掃き溜めのダークオーラクォーツ(25)
「ただいま戻りました……おや? どうしました? イノセントにジェームズ」
【カナリーが、な……】
「……?」
バツの悪そうな声色で、ジェームズが視線で示す方を見やれば。涙はないにしても、グッタリと項垂れて鳥籠を見つめているイノセントの姿がある。そうして彼女の手元を覗き込んでは、傷心の理由も鮮やかに悟るラウール。どうやら……素敵な家族が1羽、天へ旅立ってしまったようだ。
「……そう、カナリーが死んでしまったのですね。普段の様子からするに、この子は元々気管支が強くなかったのだと思いますが……」
【ラウール、タブンそうじゃない。カナリーも……ちょっと、ワケありだったみたいだ】
「訳あり……?」
「カナリーの喉から、こいつが出てきた。これは、多分……」
「これ……ダークオーラじゃないですか。どうして、カナリーの喉にこんな物が埋まっていたんでしょうかね……?」
ようやく口を開いたイノセントから、手渡されたのは本当に小さな小さな、鋭利な欠片。しかし、大きさは小指の爪にも満たないクセに、異常なまでの不浄の空気を醸し出すそれは……間違いなく、ホワイトムッシュに鑑別を依頼してきたダークオーラクォーツと同じ輝きを放っていた。
「……これはヴランヴェルトに逆戻りした方が良さそうですか?」
【ヴランヴェルトに、か?】
「えぇ。カナリーを譲ってくれたペットショップに、こいつの出どころを聞かねばなりません。様子から察するに、彼らはこれ自体の出どころは知らない可能性もありますが……カナリーの出身地くらいは知っているでしょう」
【……ジェームズはおデかけ、カマわないぞ】
ジェームズは心得たとばかりに、スクっと立ち上がり、あっさりとヴランヴェルト行きに同意を示すものの。カナリーを本当に気に入っていたイノセントは、いつになく落ち込んだまま顔を上げようともしない。
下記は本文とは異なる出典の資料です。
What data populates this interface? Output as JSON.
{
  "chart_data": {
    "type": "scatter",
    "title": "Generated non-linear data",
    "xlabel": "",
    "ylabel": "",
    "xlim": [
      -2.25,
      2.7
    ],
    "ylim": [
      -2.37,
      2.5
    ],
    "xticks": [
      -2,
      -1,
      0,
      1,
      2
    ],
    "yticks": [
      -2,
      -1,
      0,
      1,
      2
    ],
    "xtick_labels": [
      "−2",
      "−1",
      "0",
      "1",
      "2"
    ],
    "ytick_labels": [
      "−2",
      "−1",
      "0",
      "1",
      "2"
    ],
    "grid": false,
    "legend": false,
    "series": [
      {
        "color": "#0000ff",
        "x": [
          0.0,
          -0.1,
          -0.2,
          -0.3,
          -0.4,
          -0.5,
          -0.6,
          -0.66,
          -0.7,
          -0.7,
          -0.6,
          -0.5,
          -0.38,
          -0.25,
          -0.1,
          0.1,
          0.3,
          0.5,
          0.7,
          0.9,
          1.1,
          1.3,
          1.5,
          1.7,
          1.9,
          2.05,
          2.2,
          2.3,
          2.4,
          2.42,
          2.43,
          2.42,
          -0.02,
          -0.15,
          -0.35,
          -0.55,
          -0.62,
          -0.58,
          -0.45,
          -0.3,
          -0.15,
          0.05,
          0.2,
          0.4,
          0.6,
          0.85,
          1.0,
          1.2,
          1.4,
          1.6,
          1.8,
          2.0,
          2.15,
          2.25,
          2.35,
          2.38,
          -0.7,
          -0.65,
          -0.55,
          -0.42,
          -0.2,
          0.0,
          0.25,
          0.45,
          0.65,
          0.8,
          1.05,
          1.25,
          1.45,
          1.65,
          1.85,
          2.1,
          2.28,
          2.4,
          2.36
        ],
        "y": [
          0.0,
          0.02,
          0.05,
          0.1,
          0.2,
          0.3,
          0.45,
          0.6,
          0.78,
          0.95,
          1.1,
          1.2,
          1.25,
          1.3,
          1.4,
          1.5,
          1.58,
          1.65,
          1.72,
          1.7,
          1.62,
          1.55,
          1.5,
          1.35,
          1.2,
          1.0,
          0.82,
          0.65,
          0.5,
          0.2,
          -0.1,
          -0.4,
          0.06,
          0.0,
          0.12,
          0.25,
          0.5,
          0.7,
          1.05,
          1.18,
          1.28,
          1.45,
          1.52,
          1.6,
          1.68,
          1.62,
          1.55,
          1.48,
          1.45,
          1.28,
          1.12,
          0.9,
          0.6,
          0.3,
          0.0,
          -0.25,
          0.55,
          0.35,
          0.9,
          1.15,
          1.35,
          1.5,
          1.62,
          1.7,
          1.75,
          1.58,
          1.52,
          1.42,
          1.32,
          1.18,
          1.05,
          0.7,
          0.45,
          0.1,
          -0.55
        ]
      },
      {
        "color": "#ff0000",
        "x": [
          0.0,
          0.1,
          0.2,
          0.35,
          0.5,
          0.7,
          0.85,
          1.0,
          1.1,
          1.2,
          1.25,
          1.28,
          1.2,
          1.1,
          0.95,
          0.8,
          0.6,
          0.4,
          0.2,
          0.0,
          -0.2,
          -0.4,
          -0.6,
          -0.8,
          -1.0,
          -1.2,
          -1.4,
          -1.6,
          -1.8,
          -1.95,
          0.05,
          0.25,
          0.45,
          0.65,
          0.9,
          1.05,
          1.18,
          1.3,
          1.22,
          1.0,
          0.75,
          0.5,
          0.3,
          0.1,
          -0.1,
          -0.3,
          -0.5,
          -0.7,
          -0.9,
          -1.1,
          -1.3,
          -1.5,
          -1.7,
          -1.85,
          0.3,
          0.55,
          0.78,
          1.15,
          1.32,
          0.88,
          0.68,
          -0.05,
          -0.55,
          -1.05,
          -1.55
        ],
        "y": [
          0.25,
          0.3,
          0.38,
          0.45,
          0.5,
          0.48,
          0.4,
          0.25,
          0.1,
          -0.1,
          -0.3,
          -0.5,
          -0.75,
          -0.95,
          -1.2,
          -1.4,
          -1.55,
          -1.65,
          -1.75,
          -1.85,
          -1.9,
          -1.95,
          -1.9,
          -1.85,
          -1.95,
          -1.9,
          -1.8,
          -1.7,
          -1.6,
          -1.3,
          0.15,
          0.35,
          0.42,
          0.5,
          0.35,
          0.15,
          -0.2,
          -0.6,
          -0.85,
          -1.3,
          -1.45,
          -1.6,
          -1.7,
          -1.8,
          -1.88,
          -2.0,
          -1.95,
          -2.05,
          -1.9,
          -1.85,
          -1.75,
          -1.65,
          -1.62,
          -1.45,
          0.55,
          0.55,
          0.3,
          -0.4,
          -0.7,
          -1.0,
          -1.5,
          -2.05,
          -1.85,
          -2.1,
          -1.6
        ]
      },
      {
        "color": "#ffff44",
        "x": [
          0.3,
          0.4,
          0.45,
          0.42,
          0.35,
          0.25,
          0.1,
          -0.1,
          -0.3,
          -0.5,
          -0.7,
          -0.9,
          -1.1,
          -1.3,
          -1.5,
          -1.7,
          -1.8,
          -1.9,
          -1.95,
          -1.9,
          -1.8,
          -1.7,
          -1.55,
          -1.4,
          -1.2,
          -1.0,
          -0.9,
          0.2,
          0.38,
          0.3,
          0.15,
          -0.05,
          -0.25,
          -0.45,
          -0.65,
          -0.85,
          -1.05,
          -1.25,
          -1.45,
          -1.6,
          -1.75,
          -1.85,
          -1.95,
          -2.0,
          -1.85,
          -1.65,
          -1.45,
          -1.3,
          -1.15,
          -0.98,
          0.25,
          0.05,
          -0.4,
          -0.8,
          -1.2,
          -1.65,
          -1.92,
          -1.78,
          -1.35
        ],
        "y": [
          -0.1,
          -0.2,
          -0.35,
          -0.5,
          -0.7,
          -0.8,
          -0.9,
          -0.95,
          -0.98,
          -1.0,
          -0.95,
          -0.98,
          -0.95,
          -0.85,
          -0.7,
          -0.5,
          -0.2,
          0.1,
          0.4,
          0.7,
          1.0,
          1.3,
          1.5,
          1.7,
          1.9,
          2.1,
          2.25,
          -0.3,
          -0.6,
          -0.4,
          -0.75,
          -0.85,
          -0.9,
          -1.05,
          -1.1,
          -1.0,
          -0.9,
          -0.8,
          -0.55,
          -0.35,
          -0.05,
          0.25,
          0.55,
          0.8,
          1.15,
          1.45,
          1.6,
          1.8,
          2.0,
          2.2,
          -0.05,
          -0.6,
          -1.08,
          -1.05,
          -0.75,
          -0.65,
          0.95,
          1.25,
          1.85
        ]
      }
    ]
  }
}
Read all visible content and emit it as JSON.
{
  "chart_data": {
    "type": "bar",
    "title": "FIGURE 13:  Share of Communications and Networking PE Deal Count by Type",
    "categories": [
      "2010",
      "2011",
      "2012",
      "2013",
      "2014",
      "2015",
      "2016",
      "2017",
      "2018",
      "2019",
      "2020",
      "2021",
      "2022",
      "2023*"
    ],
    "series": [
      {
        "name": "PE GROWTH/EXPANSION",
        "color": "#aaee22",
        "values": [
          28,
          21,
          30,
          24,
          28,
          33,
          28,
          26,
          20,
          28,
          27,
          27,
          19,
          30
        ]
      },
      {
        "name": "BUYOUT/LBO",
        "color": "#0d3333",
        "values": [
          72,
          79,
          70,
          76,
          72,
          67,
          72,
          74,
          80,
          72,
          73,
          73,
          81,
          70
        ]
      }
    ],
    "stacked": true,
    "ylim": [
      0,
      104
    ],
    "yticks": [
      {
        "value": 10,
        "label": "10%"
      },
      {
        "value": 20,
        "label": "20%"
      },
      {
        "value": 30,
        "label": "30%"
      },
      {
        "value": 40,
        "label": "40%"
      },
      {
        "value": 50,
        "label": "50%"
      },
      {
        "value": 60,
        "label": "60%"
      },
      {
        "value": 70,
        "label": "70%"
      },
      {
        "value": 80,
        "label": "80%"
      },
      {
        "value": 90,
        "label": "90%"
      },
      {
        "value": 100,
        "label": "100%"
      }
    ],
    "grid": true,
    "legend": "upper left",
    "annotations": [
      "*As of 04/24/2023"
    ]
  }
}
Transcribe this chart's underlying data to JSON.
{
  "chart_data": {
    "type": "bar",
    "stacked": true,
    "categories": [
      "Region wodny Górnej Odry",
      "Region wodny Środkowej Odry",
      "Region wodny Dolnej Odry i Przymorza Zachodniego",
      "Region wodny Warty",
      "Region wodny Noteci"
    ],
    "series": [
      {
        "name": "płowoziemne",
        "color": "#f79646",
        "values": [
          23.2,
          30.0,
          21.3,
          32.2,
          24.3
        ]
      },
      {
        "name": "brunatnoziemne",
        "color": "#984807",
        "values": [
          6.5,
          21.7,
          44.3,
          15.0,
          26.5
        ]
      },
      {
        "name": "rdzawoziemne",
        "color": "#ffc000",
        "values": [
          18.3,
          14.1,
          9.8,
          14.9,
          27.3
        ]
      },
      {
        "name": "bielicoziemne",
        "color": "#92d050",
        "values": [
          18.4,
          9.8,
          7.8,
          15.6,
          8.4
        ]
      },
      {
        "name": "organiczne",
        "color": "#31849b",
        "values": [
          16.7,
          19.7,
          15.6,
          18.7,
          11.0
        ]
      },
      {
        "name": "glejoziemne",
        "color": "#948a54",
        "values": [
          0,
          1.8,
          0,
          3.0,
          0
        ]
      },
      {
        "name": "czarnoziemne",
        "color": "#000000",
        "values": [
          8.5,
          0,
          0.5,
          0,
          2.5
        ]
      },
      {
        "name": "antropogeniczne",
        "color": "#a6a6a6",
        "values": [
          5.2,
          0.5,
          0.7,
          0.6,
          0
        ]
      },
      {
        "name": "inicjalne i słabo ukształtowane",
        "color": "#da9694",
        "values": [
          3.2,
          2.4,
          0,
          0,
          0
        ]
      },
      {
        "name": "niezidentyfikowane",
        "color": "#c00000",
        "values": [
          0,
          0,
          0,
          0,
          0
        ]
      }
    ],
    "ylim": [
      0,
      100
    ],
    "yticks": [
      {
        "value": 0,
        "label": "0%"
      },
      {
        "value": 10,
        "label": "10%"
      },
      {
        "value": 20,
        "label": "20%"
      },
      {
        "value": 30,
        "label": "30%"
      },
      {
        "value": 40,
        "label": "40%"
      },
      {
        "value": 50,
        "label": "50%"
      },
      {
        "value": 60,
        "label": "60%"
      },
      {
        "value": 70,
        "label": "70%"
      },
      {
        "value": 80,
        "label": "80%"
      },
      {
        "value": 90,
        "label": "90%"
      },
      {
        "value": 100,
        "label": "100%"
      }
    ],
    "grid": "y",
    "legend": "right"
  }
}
その痛ましいまでの萎れ具合に……あまりいい方法ではないとは思いつつ。ラウールが彼女を慰めるために、1つの提案をしてみる。
「イノセント。もし良ければ、一緒に行きませんか? 鳥籠が空っぽなままでは、寂しいではありませんか。……他の子がいたからと言って、君の気持ちが安まるなんては思いませんが……折角です。新しい家族をお迎えするのも、一考だと思いますよ」
「うぐっ……カナリーを途中で埋めてやってもいいか? できれば、綺麗な場所に弔ってやりたいのだが」
もちろんです、と答えながら……決意と一緒に、気持ちも持ち直したらしい彼女のおでかけも促す。そうして、しっかりと鳥籠をぶら下げたところで……イノセントが思い出したように、重要なことを言い出した。
「そう言えば、な。……多分、こんな物が埋まっていたせいだろう。……カナリーが最後に綺麗な声で鳴いた後に、喋ったんだ」
「喋った? まぁ、鳥類はお喋りが得意な子も多いですけど……カナリアはそのタイプじゃなかったと思いますね。……あぁ、なるほど。……そのお喋りも、こいつの仕業でしょうか?」
「そうだと思う。でな。……お父様、お母様、ごめんなさいって。カナリー、言ってた……」
「……」
辛うじて絞り出したような言葉と一緒に、もう1度落ち込み始めたイノセントの背を摩ってやる一方で……ラウールは彼女のダイニングメッセージに気味の悪い感覚を拭えない。
その言葉は明らかなる、謝罪の言葉。カナリーの両親であれば相手もカナリア、になるだろうが……彼女の慚愧は、童話のような素敵なファンタジーで片付けられるような生易しいものではないだろう。
(まるで、例の機械仕掛けのカナリアみたいですね。……死に際に人の言葉を喋るだなんて)
無念にも思いを巡らせては……カナリーの謝罪の相手も見つかればいいのだけど、とやれやれと首を振るラウール。そうして、サイドカーにイノセントとジェームズとをしっかりと乗せて。再び、ヴランヴェルトへバイクを走らせる。